C. Der Konsens als Maß aller Dinge? Ist die Bioethik darum sinn- und nutzlos? Ist sie möglicherweise sogar kontraproduktiv? Wenn der Konsens das Maß aller Dinge ist, dann scheint eine positive Antwort unausweichlich zu sein. Um zu zeigen, dass dieser Schluss voreilig wäre, sind einige Überlegungen zum Begriff "Konsens" notwendig. Bisher wurde ja (implizit) unterstellt, dass erstens klar sei, was unter diesem Begriff zu verstehen ist, und dass zweitens, Konsens in jedem Fall erstrebenswert und positiv sei. Der Begriff ,,Konsens" wird naheliegenderweise als die "Übereinstimmung aller" definiert. Geht man von dieser Bestimmung aus, so dürfte es allerdings schwer fallen, überhaupt irgendeine auch nur einigermaßen komplexe Einsicht anzugeben, über die ein Konsens "aller" besteht.

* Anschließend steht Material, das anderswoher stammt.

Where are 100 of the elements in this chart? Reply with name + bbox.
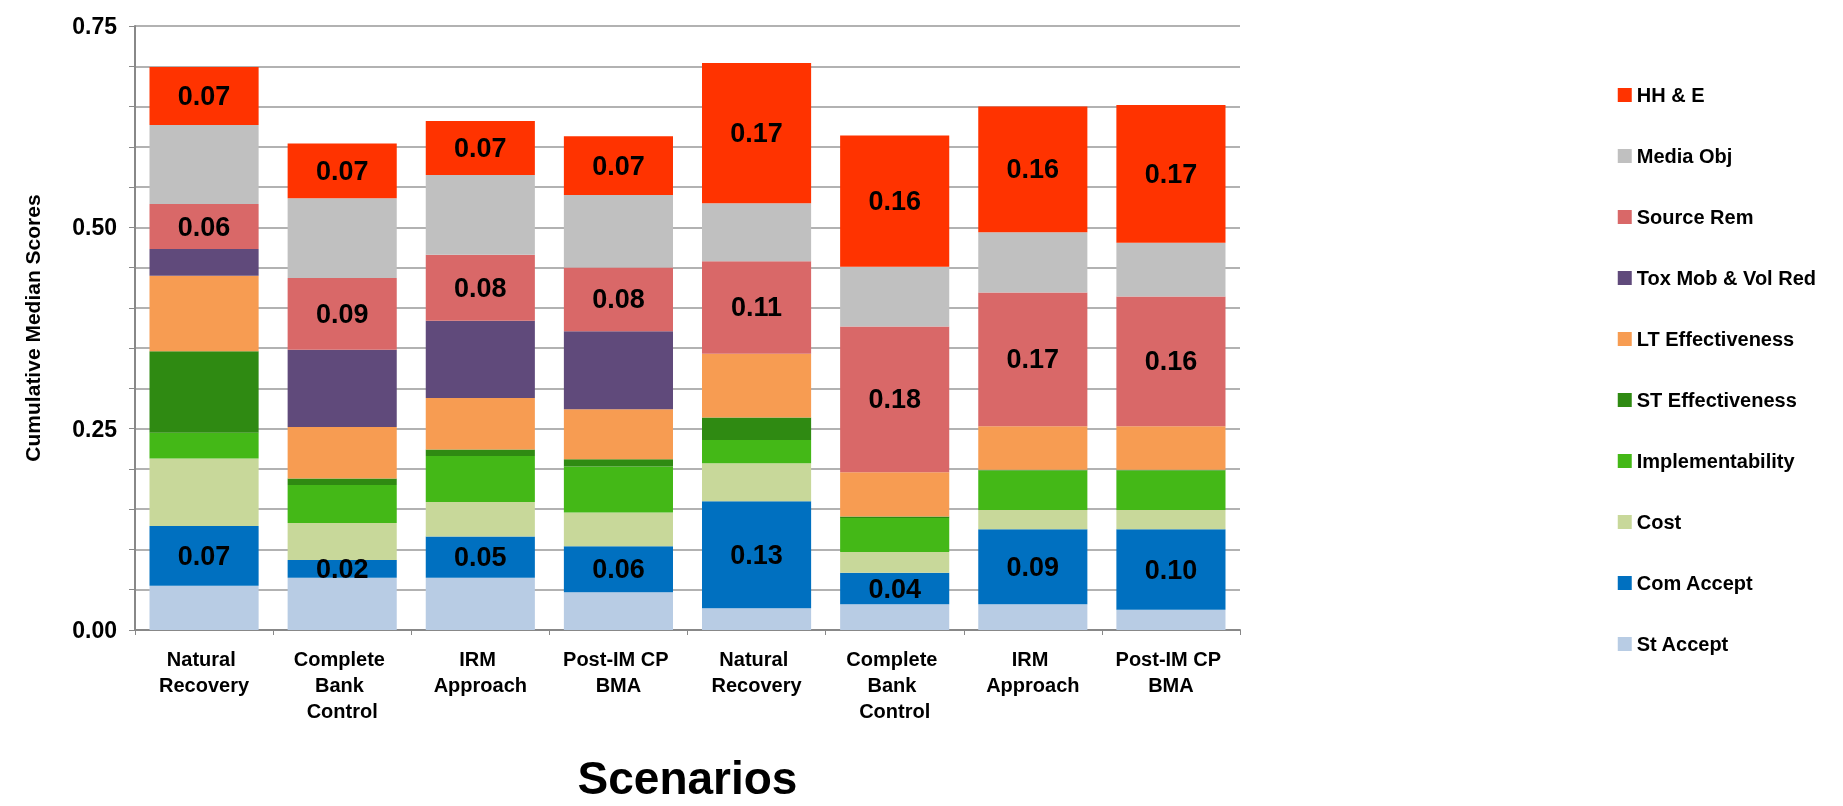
bar: [978, 529, 1088, 605]
bar: [149, 458, 259, 527]
data-label: 0.16: [1144, 346, 1198, 377]
bar: [702, 353, 812, 418]
bar: [840, 326, 950, 473]
bar: [425, 577, 535, 630]
legend-label: Com Accept: [1636, 572, 1754, 594]
bar: [149, 585, 259, 630]
bar: [425, 501, 535, 537]
data-label: 0.16: [868, 186, 921, 217]
bar: [287, 478, 397, 486]
bar: [149, 432, 259, 459]
data-label: 0.08: [454, 272, 507, 303]
bar: [149, 275, 259, 352]
bar: [702, 417, 812, 440]
bar: [287, 349, 397, 428]
legend-label: HH & E: [1636, 84, 1705, 106]
bar: [563, 409, 673, 460]
x-tick-label: Post-IM CP BMA: [1115, 648, 1227, 696]
data-label: 0.06: [592, 554, 645, 585]
bar: [702, 501, 812, 609]
y-tick-label: 0.25: [72, 415, 118, 442]
bar: [425, 398, 535, 450]
data-label: 0.07: [315, 155, 369, 186]
bar: [1116, 296, 1226, 427]
bar: [149, 67, 259, 126]
data-label: 0.18: [868, 384, 921, 415]
legend-label: Cost: [1636, 511, 1682, 533]
data-label: 0.17: [1144, 158, 1198, 189]
x-axis-title: Scenarios: [577, 752, 798, 804]
legend-label: LT Effectiveness: [1636, 328, 1795, 350]
bar: [1116, 529, 1226, 610]
bar: [425, 456, 535, 502]
bar: [978, 604, 1088, 630]
bar: [978, 232, 1088, 293]
data-label: 0.08: [592, 284, 645, 315]
x-tick-label: Post-IM CP BMA: [563, 648, 674, 696]
legend-label: St Accept: [1636, 633, 1729, 655]
bar: [1116, 470, 1226, 511]
bar: [702, 608, 812, 630]
data-label: 0.17: [730, 118, 783, 149]
bar: [149, 125, 259, 204]
x-tick-label: Complete Bank Control: [293, 648, 391, 722]
bar: [840, 472, 950, 517]
data-label: 0.09: [315, 298, 369, 329]
bar: [840, 551, 950, 573]
legend-label: Source Rem: [1636, 206, 1754, 228]
legend-label: Media Obj: [1636, 145, 1733, 167]
bar: [840, 604, 950, 630]
x-tick-label: Natural Recovery: [711, 648, 803, 696]
bar: [978, 470, 1088, 511]
bar: [978, 426, 1088, 470]
data-label: 0.11: [731, 292, 783, 323]
bar: [287, 485, 397, 523]
bar: [287, 522, 397, 560]
y-axis-title: Cumulative Median Scores: [21, 194, 44, 462]
legend-label: Tox Mob & Vol Red: [1636, 267, 1816, 289]
bar: [287, 198, 397, 279]
data-label: 0.07: [177, 81, 231, 112]
bar: [1116, 242, 1226, 297]
data-label: 0.10: [1144, 554, 1198, 585]
bar: [563, 592, 673, 630]
bar: [1116, 104, 1226, 243]
y-tick-label: 0.00: [72, 617, 117, 643]
data-label: 0.16: [1006, 154, 1060, 185]
data-label: 0.04: [868, 573, 921, 604]
legend-label: Implementability: [1636, 450, 1796, 472]
bar: [563, 512, 673, 547]
bar: [425, 254, 535, 321]
bar: [425, 320, 535, 399]
bar: [425, 449, 535, 457]
x-tick-label: Complete Bank Control: [846, 648, 944, 722]
data-label: 0.07: [592, 150, 645, 181]
bar: [563, 331, 673, 410]
bar: [840, 518, 950, 552]
bar: [840, 135, 950, 267]
bar: [978, 292, 1088, 427]
bar: [702, 463, 812, 502]
bar: [702, 439, 812, 464]
x-tick-label: IRM Approach: [986, 648, 1080, 696]
bar: [149, 526, 259, 586]
data-label: 0.05: [454, 542, 507, 573]
data-label: 0.07: [454, 133, 507, 164]
data-label: 0.06: [177, 211, 231, 242]
bar: [563, 136, 673, 196]
legend-label: ST Effectiveness: [1636, 389, 1797, 411]
bar: [563, 466, 673, 513]
x-tick-label: IRM Approach: [433, 648, 527, 696]
bar: [425, 121, 535, 175]
bar: [1116, 426, 1226, 470]
bar: [563, 459, 673, 467]
bar: [287, 577, 397, 630]
bar: [702, 203, 812, 262]
bar: [149, 351, 259, 433]
bar: [287, 143, 397, 199]
bar: [978, 106, 1088, 233]
y-tick-label: 0.50: [72, 214, 117, 241]
bar: [702, 63, 812, 204]
x-tick-label: Natural Recovery: [159, 648, 250, 696]
bar: [840, 266, 950, 327]
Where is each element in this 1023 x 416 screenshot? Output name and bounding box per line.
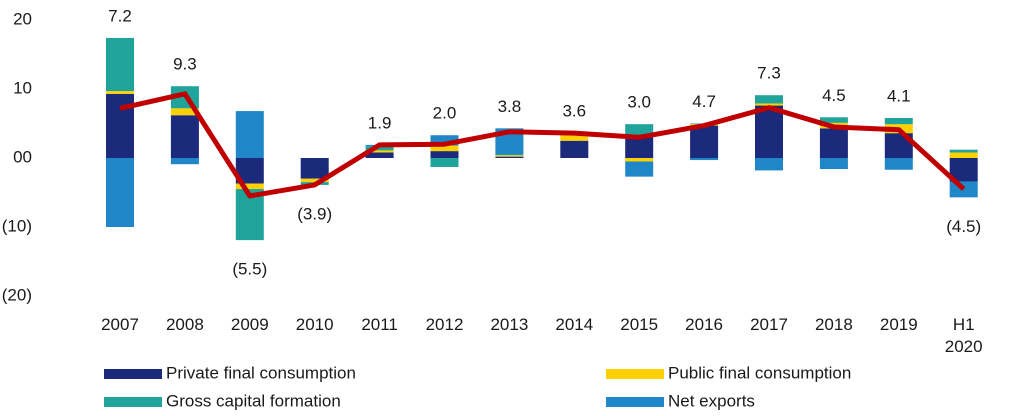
bar-segment bbox=[495, 155, 524, 157]
bar-segment bbox=[819, 158, 848, 170]
bar-segment bbox=[560, 140, 589, 158]
bar-segment bbox=[170, 115, 199, 158]
bar-segment bbox=[106, 91, 134, 94]
data-label: 9.3 bbox=[173, 55, 197, 74]
bar-segment bbox=[495, 154, 524, 156]
data-label: 4.7 bbox=[692, 92, 716, 111]
bar-segment bbox=[365, 152, 394, 158]
bar-segment bbox=[365, 150, 394, 153]
bar-segment bbox=[430, 151, 459, 158]
x-tick-label: 2017 bbox=[750, 315, 788, 334]
x-tick-label: H1 2020 bbox=[944, 315, 983, 356]
x-tick-label: 2015 bbox=[620, 315, 659, 334]
legend-swatch bbox=[606, 397, 664, 407]
data-label: 4.1 bbox=[887, 86, 911, 105]
legend-label: Public final consumption bbox=[668, 363, 851, 382]
x-tick-label: 2009 bbox=[230, 315, 269, 334]
x-tick-label: 2011 bbox=[361, 315, 398, 334]
x-tick-label: 2010 bbox=[295, 315, 334, 334]
bar-segment bbox=[755, 105, 783, 158]
legend-swatch bbox=[606, 369, 664, 379]
bar-segment bbox=[949, 149, 978, 153]
bar-segment bbox=[625, 161, 654, 177]
bar-segment bbox=[495, 156, 524, 158]
x-tick-label: 2012 bbox=[425, 315, 464, 334]
bar-segment bbox=[300, 178, 329, 183]
bar-segment bbox=[690, 158, 719, 161]
data-label: (3.9) bbox=[297, 204, 332, 223]
bar-segment bbox=[430, 145, 459, 152]
data-label: 3.8 bbox=[498, 97, 522, 116]
data-label: 7.3 bbox=[757, 64, 781, 83]
data-label: 3.0 bbox=[627, 93, 651, 112]
x-tick-label: 2013 bbox=[490, 315, 529, 334]
bar-segment bbox=[949, 158, 978, 182]
line bbox=[119, 91, 966, 199]
data-label: 1.9 bbox=[368, 113, 392, 132]
bar-segment bbox=[235, 183, 264, 190]
bar-segment bbox=[430, 135, 459, 146]
legend-label: Net exports bbox=[668, 391, 755, 410]
bar-segment bbox=[819, 128, 848, 158]
bar-segment bbox=[560, 135, 589, 141]
bar-segment bbox=[430, 158, 459, 167]
data-label: (5.5) bbox=[232, 260, 267, 279]
data-label: 2.0 bbox=[433, 104, 457, 123]
data-label: 7.2 bbox=[108, 6, 132, 25]
bar-segment bbox=[170, 158, 199, 165]
x-tick-label: 2018 bbox=[814, 315, 853, 334]
y-tick-label: (10) bbox=[2, 216, 32, 235]
bar-segment bbox=[625, 158, 654, 162]
x-tick-label: 2014 bbox=[555, 315, 594, 334]
legend-swatch bbox=[104, 397, 162, 407]
legend-label: Gross capital formation bbox=[166, 391, 341, 410]
data-label: (4.5) bbox=[946, 217, 981, 236]
bar-segment bbox=[884, 158, 913, 170]
bar-segment bbox=[625, 137, 654, 158]
bar-segment bbox=[949, 152, 978, 158]
bar-segment bbox=[365, 146, 394, 151]
bar-segment bbox=[106, 158, 134, 227]
legend-swatch bbox=[104, 369, 162, 379]
legend-label: Private final consumption bbox=[166, 363, 356, 382]
y-tick-label: (20) bbox=[2, 285, 32, 304]
x-tick-label: 2008 bbox=[165, 315, 204, 334]
bar-segment bbox=[949, 181, 978, 198]
bar-segment bbox=[819, 117, 848, 123]
y-tick-label: 20 bbox=[13, 9, 32, 28]
bar-segment bbox=[106, 93, 134, 158]
bar-segment bbox=[755, 95, 783, 104]
x-tick-label: 2016 bbox=[685, 315, 723, 334]
bar-segment bbox=[170, 108, 199, 116]
bar-segment bbox=[755, 158, 783, 171]
bar-segment bbox=[884, 117, 913, 125]
bar-segment bbox=[235, 111, 264, 158]
y-tick-label: 00 bbox=[13, 147, 32, 166]
y-tick-label: 10 bbox=[13, 78, 32, 97]
data-label: 4.5 bbox=[822, 86, 846, 105]
bar-segment bbox=[755, 103, 783, 106]
bar-segment bbox=[300, 158, 329, 179]
bar-segment bbox=[106, 37, 134, 92]
bar-segment bbox=[690, 125, 719, 158]
x-tick-label: 2019 bbox=[879, 315, 918, 334]
data-label: 3.6 bbox=[562, 102, 586, 121]
x-tick-label: 2007 bbox=[101, 315, 139, 334]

Selbst über die Grundgesetze der Physik besteht so lange keine Einigkeit, wie einige Außenseiter an der Konstruktion des Perpetuum mobile und der Widerlegung der Relativitätstheorie arbeiten. De facto verlangen wir daher meist auch keine vollständige Einigkeit aller, sondern sprechen von "Konsens" dann, wenn es in einer Frage keinen energischen öffentlichen Widerspruch relevanter Gruppen der Gesellschaft gibt. Eine solche Gleichsetzung von "Konsens" mit "Abwesenheit öffentlicher Kontroversen" ist aber keine ethische, sondern eine politische Bestimmung. Dieser Punkt ist von erheblicher Bedeutung; er leitet unmittelbar über zu der zweiten angekündigten Überlegung. 3 Schopenhauer

(1840), S. 464.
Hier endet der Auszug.